On 22 August the last of three Russian trucks left CERN for Moscow carrying, as a long-term loan, a laser ion source in 93 boxes with a total volume of 150 m3 and a weight of 42 tonnes. This marked the end of more than 10 years of R&D work on a high current, high charge state, heavy ion source that has the potential to provide beam for the Large Hadron Collider (LHC) and other heavy ion accelerators demanding extremely high beam intensities, such as the Terawatt Accumulator, TWAC, at Moscow. At the same time, the journey marked the beginning of a new phase in the life of the laser ion source (LIS).
Only three different types of source are thought able to reach the performance needed for high-intensity heavy ion machines: the electron-beam ion source (EBIS); the LIS, which has been studied in close collaboration between CERN and Russia; and the electron cyclotron resonance ion source (ECRIS), which is used in combination with an accumulator ring to fatten the beam.

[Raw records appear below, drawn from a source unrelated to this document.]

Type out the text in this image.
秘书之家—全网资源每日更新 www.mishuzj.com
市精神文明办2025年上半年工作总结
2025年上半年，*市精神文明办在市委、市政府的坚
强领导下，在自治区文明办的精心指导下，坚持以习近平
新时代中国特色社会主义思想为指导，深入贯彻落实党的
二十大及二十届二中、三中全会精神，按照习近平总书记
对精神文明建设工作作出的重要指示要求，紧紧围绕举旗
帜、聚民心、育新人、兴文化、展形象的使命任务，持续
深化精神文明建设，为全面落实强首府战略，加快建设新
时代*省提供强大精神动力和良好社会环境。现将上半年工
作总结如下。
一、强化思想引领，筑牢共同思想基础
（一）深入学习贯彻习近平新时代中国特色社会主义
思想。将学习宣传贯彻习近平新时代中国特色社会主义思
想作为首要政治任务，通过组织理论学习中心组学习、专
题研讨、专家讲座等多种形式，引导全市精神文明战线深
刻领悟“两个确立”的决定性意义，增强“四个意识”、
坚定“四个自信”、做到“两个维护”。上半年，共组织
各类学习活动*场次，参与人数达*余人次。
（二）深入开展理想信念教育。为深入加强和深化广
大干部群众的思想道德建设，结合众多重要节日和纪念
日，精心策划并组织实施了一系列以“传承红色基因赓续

In the LIS developed at CERN, intense laser radiation heats the target surface causing the emission of atoms and a plasma containing low charge-state ions. This plasma is then heated by the laser radiation, such that the ions are ionized 20-30 times. These ions are then extracted by an electrostatic field before acceleration by a radio-frequency quadrupole (RFQ).

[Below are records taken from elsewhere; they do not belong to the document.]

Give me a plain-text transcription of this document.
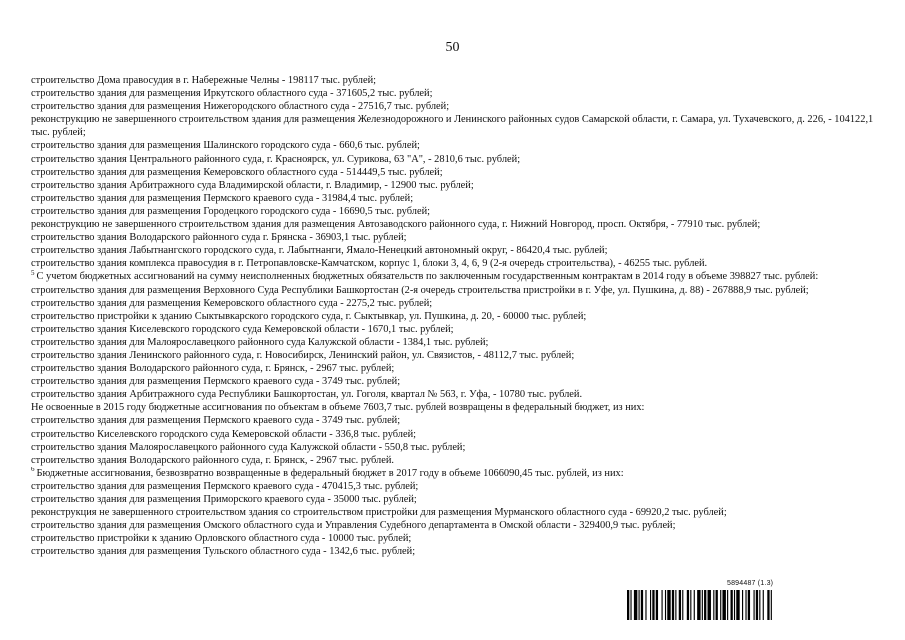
50
строительство Дома правосудия в г. Набережные Челны - 198117 тыс. рублей;
строительство здания для размещения Иркутского областного суда - 371605,2 тыс. рублей;
строительство здания для размещения Нижегородского областного суда - 27516,7 тыс. рублей;
реконструкцию не завершенного строительством здания для размещения Железнодорожного и Ленинского районных судов Самарской области, г. Самара, ул. Тухачевского, д. 226, - 104122,1 тыс. рублей;
строительство здания для размещения Шалинского городского суда - 660,6 тыс. рублей;
строительство здания Центрального районного суда, г. Красноярск, ул. Сурикова, 63 "А", - 2810,6 тыс. рублей;
строительство здания для размещения Кемеровского областного суда - 514449,5 тыс. рублей;
строительство здания Арбитражного суда Владимирской области, г. Владимир, - 12900 тыс. рублей;
строительство здания для размещения Пермского краевого суда - 31984,4 тыс. рублей;
строительство здания для размещения Городецкого городского суда - 16690,5 тыс. рублей;
реконструкцию не завершенного строительством здания для размещения Автозаводского районного суда, г. Нижний Новгород, просп. Октября, - 77910 тыс. рублей;
строительство здания Володарского районного суда г. Брянска - 36903,1 тыс. рублей;
строительство здания Лабытнангского городского суда, г. Лабытнанги, Ямало-Ненецкий автономный округ, - 86420,4 тыс. рублей;
строительство здания комплекса правосудия в г. Петропавловске-Камчатском, корпус 1, блоки 3, 4, 6, 9 (2-я очередь строительства), - 46255 тыс. рублей.
$^5$ С учетом бюджетных ассигнований на сумму неисполненных бюджетных обязательств по заключенным государственным контрактам в 2014 году в объеме 398827 тыс. рублей:
строительство здания для размещения Верховного Суда Республики Башкортостан (2-я очередь строительства пристройки в г. Уфе, ул. Пушкина, д. 88) - 267888,9 тыс. рублей;
строительство здания для размещения Кемеровского областного суда - 2275,2 тыс. рублей;
строительство пристройки к зданию Сыктывкарского городского суда, г. Сыктывкар, ул. Пушкина, д. 20, - 60000 тыс. рублей;
строительство здания Киселевского городского суда Кемеровской области - 1670,1 тыс. рублей;
строительство здания для Малоярославецкого районного суда Калужской области - 1384,1 тыс. рублей;
строительство здания Ленинского районного суда, г. Новосибирск, Ленинский район, ул. Связистов, - 48112,7 тыс. рублей;
строительство здания Володарского районного суда, г. Брянск, - 2967 тыс. рублей;
строительство здания для размещения Пермского краевого суда - 3749 тыс. рублей;
строительство здания Арбитражного суда Республики Башкортостан, ул. Гоголя, квартал № 563, г. Уфа, - 10780 тыс. рублей.
Не освоенные в 2015 году бюджетные ассигнования по объектам в объеме 7603,7 тыс. рублей возвращены в федеральный бюджет, из них:
строительство здания для размещения Пермского краевого суда - 3749 тыс. рублей;
строительство Киселевского городского суда Кемеровской области - 336,8 тыс. рублей;
строительство здания Малоярославецкого районного суда Калужской области - 550,8 тыс. рублей;
строительство здания Володарского районного суда, г. Брянск, - 2967 тыс. рублей.
$^6$ Бюджетные ассигнования, безвозвратно возвращенные в федеральный бюджет в 2017 году в объеме 1066090,45 тыс. рублей, из них:
строительство здания для размещения Пермского краевого суда - 470415,3 тыс. рублей;
строительство здания для размещения Приморского краевого суда - 35000 тыс. рублей;
реконструкция не завершенного строительством здания со строительством пристройки для размещения Мурманского областного суда - 69920,2 тыс. рублей;
строительство здания для размещения Омского областного суда и Управления Судебного департамента в Омской области - 329400,9 тыс. рублей;
строительство пристройки к зданию Орловского областного суда - 10000 тыс. рублей;
строительство здания для размещения Тульского областного суда - 1342,6 тыс. рублей;
5894487 (1.3)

For many years studies were done with a commercially available CO2 laser providing a 30 J pulse every 30 seconds, but its energy, pulse form and pulse repetition rate were far from the parameters required to produce an ion beam for LHC. The present Heavy Ion Linac at CERN, LINAC3, feeding the PS Booster in single-turn injection, would need a 5 µs long pulse with some 1010 lead ions in charge state 25+, every second. For this reason the two Russian institutes in the collaboration, ITEP and TRINITI, designed and built a CO2 laser capable of delivering 100 J pulses in 27 ns with a 1 Hz repetition rate. The project was co-funded by the European Union and CERN.
With the new laser, power densities of 1013 W/cm2 were obtained on the target of the ion source. For 1 Hz pulse trains lasting more than 60-70 minutes, statistical fluctuations in pulse amplitude and pulse width from shot to shot were less than ±15%.

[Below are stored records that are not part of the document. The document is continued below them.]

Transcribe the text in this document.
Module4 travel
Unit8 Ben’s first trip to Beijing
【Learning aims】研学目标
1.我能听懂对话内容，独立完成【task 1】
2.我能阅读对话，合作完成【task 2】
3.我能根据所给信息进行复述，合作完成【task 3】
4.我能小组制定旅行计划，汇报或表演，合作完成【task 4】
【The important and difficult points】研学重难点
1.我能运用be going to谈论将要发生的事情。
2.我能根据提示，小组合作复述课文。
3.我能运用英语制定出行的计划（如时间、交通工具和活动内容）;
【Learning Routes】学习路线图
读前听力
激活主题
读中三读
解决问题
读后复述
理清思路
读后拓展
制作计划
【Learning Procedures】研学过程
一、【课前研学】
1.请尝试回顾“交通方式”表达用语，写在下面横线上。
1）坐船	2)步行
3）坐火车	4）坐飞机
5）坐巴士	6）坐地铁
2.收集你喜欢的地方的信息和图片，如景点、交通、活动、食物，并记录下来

The two measured charge-state distributions of ions shown in the figure demonstrate the progress over the past 10 years. The second distribution was obtained in December 2002, shortly before the source was shut down. Extrapolating current densities from the measuring point (an electrostatic analyser) to real extraction geometries leads to 1-2 x 1010 Pb27+ in a pulse of 3-4 µs. The fact that with an RFQ and an interdigital-H-type (IH) RF structure, as used in LINAC3, three different charge states can be accelerated simultaneously up to the first stripper, gives confidence that LHC conditions can be fulfilled comfortably. Nevertheless, converting the laser prototype to a device satisfying LHC reliability standards, interfacing this source to LINAC3, and accelerating the ions to the energy needed at the entrance of the IH structure, meant further R&D. CERN, at present under pressure to reduce R&D work for the sake of LHC progress, decided to use LINAC3 (with an ECRIS) and LEIR, the former Low Energy Antiproton Ring, as the first heavy ion source. This freed the LIS for an immediate application at TWAC.
With the new CERN/ITEP Collaboration Agreement, the LIS will be used not only to produce medium-mass ions as required by TWAC for its daily operation, but also for R&D on source performance, which will continue in parallel. Le roi est mort, vive le roi!